Les femmes victimes du faux guérisseur Alsény Sako mis hors d’état de nuire par les services spéciaux du Colonel Moussa Tiégboro Camara, ont accepté, les visages masqués, de témoigner sur l’enfer qu’elles ont vécu. C’était à la faveur de la présentation de leur bourreau aux médias ce mardi 19 mars. Lisez!

-Mme X, de la trentaine explique en français son odyssée: «Alsény Sakho s’est fait passer pour un guérisseur. Il a dit qu’il traite les fibromes, les kystes et les aveugles. C’est loin de tout cela, il n’est qu’un violeur en série. Une fois chez lui, il te dit de te déshabiller. Il te fait coucher sous un drap, il te fait pénétrer le vagin des testicules de bouc. Bien avant, M. Sakho te dit qu’il a besoin que tu mouilles avant qu’il ne te sorte la maladie dans ton corps. Donc, lui-même, te pénètre avant de t’introduire les testicules bouc. Il prend son téléphone et il te montre l’image en disant que c’est ce qui est sorti. Il a fait à toutes ses patientes. Nous remercions les services spéciaux du Colonel Tiégboro Camara pour avoir mis main sur lui.»

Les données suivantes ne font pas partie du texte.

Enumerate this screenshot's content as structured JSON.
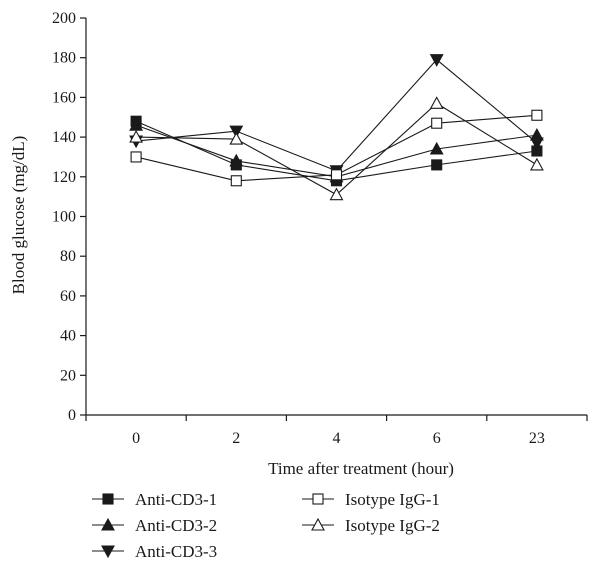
{
  "chart_data": {
    "type": "line",
    "categories": [
      "0",
      "2",
      "4",
      "6",
      "23"
    ],
    "xlabel": "Time after treatment (hour)",
    "ylabel": "Blood glucose (mg/dL)",
    "ylim": [
      0,
      200
    ],
    "yticks": [
      0,
      20,
      40,
      60,
      80,
      100,
      120,
      140,
      160,
      180,
      200
    ],
    "grid": false,
    "legend_position": "bottom",
    "series": [
      {
        "name": "Anti-CD3-1",
        "marker": "square-filled",
        "values": [
          148,
          126,
          118,
          126,
          133
        ]
      },
      {
        "name": "Anti-CD3-2",
        "marker": "triangle-up-filled",
        "values": [
          146,
          128,
          120,
          134,
          141
        ]
      },
      {
        "name": "Anti-CD3-3",
        "marker": "triangle-down-filled",
        "values": [
          138,
          143,
          123,
          179,
          137
        ]
      },
      {
        "name": "Isotype IgG-1",
        "marker": "square-open",
        "values": [
          130,
          118,
          121,
          147,
          151
        ]
      },
      {
        "name": "Isotype IgG-2",
        "marker": "triangle-up-open",
        "values": [
          140,
          139,
          111,
          157,
          126
        ]
      }
    ]
  }
}
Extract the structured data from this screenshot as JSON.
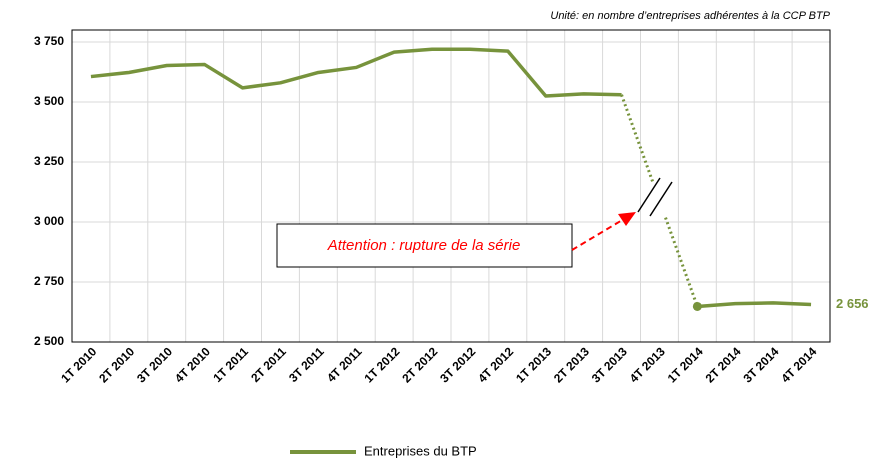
{
  "chart_data": {
    "type": "line",
    "subtitle": "Unité: en nombre d’entreprises adhérentes à la CCP BTP",
    "annotation": "Attention : rupture de la série",
    "categories": [
      "1T 2010",
      "2T 2010",
      "3T 2010",
      "4T 2010",
      "1T 2011",
      "2T 2011",
      "3T 2011",
      "4T 2011",
      "1T 2012",
      "2T 2012",
      "3T 2012",
      "4T 2012",
      "1T 2013",
      "2T 2013",
      "3T 2013",
      "4T 2013",
      "1T 2014",
      "2T 2014",
      "3T 2014",
      "4T 2014"
    ],
    "series": [
      {
        "name": "Entreprises du BTP",
        "color": "#77933c",
        "values": [
          3606,
          3623,
          3652,
          3656,
          3559,
          3580,
          3623,
          3644,
          3708,
          3720,
          3720,
          3712,
          3525,
          3534,
          3530,
          null,
          2648,
          2660,
          2663,
          2656
        ],
        "value_labels": [
          null,
          null,
          null,
          null,
          null,
          null,
          null,
          null,
          null,
          null,
          null,
          null,
          null,
          null,
          null,
          null,
          null,
          null,
          null,
          "2 656"
        ]
      }
    ],
    "ylim": [
      2500,
      3800
    ],
    "yticks": [
      {
        "value": 2500,
        "label": "2 500"
      },
      {
        "value": 2750,
        "label": "2 750"
      },
      {
        "value": 3000,
        "label": "3 000"
      },
      {
        "value": 3250,
        "label": "3 250"
      },
      {
        "value": 3500,
        "label": "3 500"
      },
      {
        "value": 3750,
        "label": "3 750"
      }
    ],
    "grid": true
  }
}
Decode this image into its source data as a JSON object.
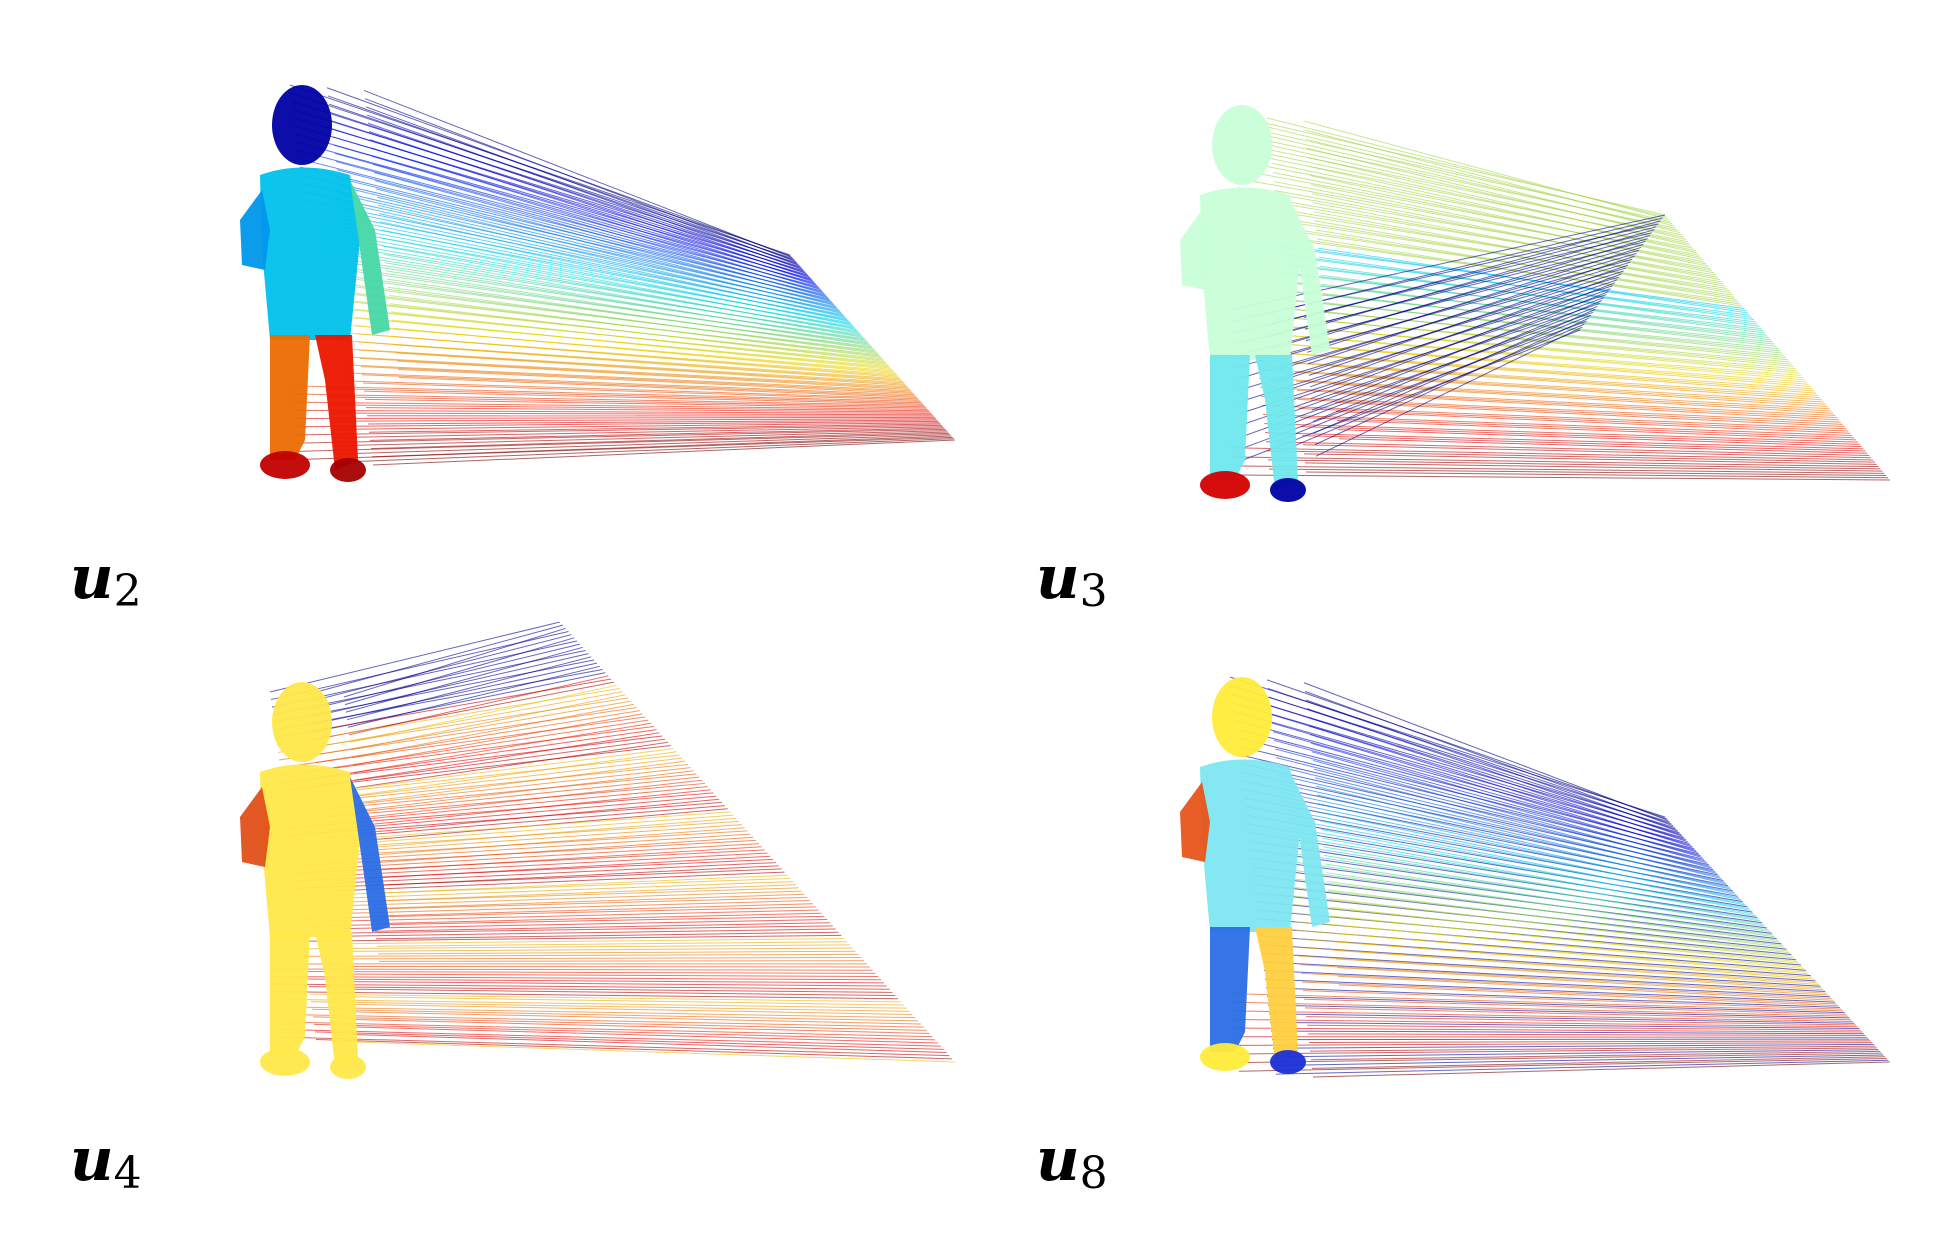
{
  "figure": {
    "panels": [
      {
        "id": "u2",
        "label": "u",
        "subscript": "2",
        "body_color": "#2a6ee6"
      },
      {
        "id": "u3",
        "label": "u",
        "subscript": "3",
        "body_color": "#c8ffd8"
      },
      {
        "id": "u4",
        "label": "u",
        "subscript": "4",
        "body_color": "#ffe84a"
      },
      {
        "id": "u8",
        "label": "u",
        "subscript": "8",
        "body_color": "#7ee6f0"
      }
    ]
  },
  "colors": {
    "jet_low": "#1a2fd6",
    "jet_mid": "#7fd07f",
    "jet_high": "#c9160f"
  }
}
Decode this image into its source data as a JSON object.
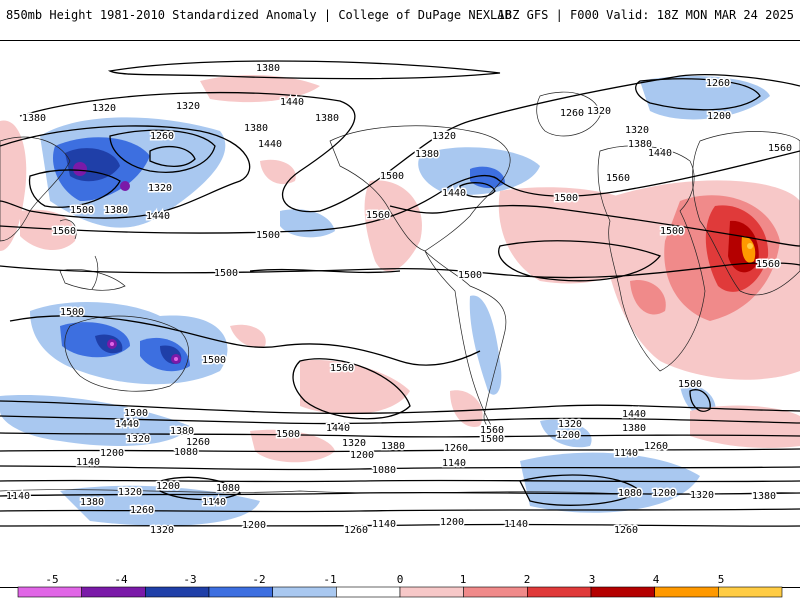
{
  "header": {
    "left_title": "850mb Height 1981-2010 Standardized Anomaly | College of DuPage NEXLAB",
    "right_title": "18Z GFS | F000 Valid: 18Z MON MAR 24 2025"
  },
  "contour_labels": [
    "1080",
    "1140",
    "1200",
    "1260",
    "1320",
    "1380",
    "1440",
    "1500",
    "1560"
  ],
  "colorbar": {
    "ticks": [
      "-5",
      "-4",
      "-3",
      "-2",
      "-1",
      "0",
      "1",
      "2",
      "3",
      "4",
      "5"
    ],
    "colors": [
      "#e066e6",
      "#7a1aa8",
      "#1f3fa8",
      "#3d6fe0",
      "#a9c8f0",
      "#ffffff",
      "#f7c8c8",
      "#f08a8a",
      "#e03a3a",
      "#b40000",
      "#ff9900",
      "#ffcc44"
    ]
  }
}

-Mme Y, de la cinquantaine, s’exprimant en soussou, revient sur  sa triste mésaventure : «c’est quelqu’un qui m’a parlé de ce monsieur en me disant qu’il guérit plusieurs maladies dont les aveugles. Aussitôt, j’ai conduit mon époux chez lui. Quand il a posé sa main sur le front de mon mari, il a déclaré que la pathologie a pris le dessus,  y compris chez moi-même. J’étais paniquée sur le champ, il m’a dit qu’il y a des sacrifices à faire (…). Quand j’ai dit que c’est moi qui vais préparer le repas de sacrifice, il m’a dissuadé de le laisser faire au risque de me tromper. Et si tel est le cas, mon mari ne pourra plus recouvrer l’usage de ses yeux. Un principe que nous avons accepté tout en lui donnant la somme de 300 mille francs guinéens. Après, il nous a soutirées encore plus de 600 milles francs. Quand j’ai dit que les choses ne font que se compliquer, il a répondu qu’il faut que moi aussi je me lave avec ses médicaments. J’ai dit que c’est mon époux qui est malade, tu n’as pu rien faire pour lui et tu cherches à m’impliquer à tout prix (…). Par la suite, il m’a donné un médicament que j’ai utilisé qui m’a donné des démangeaisons. Il m’a dit de me laver devant lui, j’ai dit que même devant le jeune frère de mon mari, je ne pourrais le faire…»

Il faut rappeler qu’au moment où l’interview de M. Alsény Sako se déroulait, son frère a fait son entrée dans la cour. Aussitôt qu’elles l’ont aperçu, les femmes victimes ont éclaté en sanglots. Car, ont-elles expliqué, cet homme est un des complices de leur bourreau. Sur le champ, l’homme a été interpellé. Au moment où nous quittions les lieux, son audition avait déjà commencé.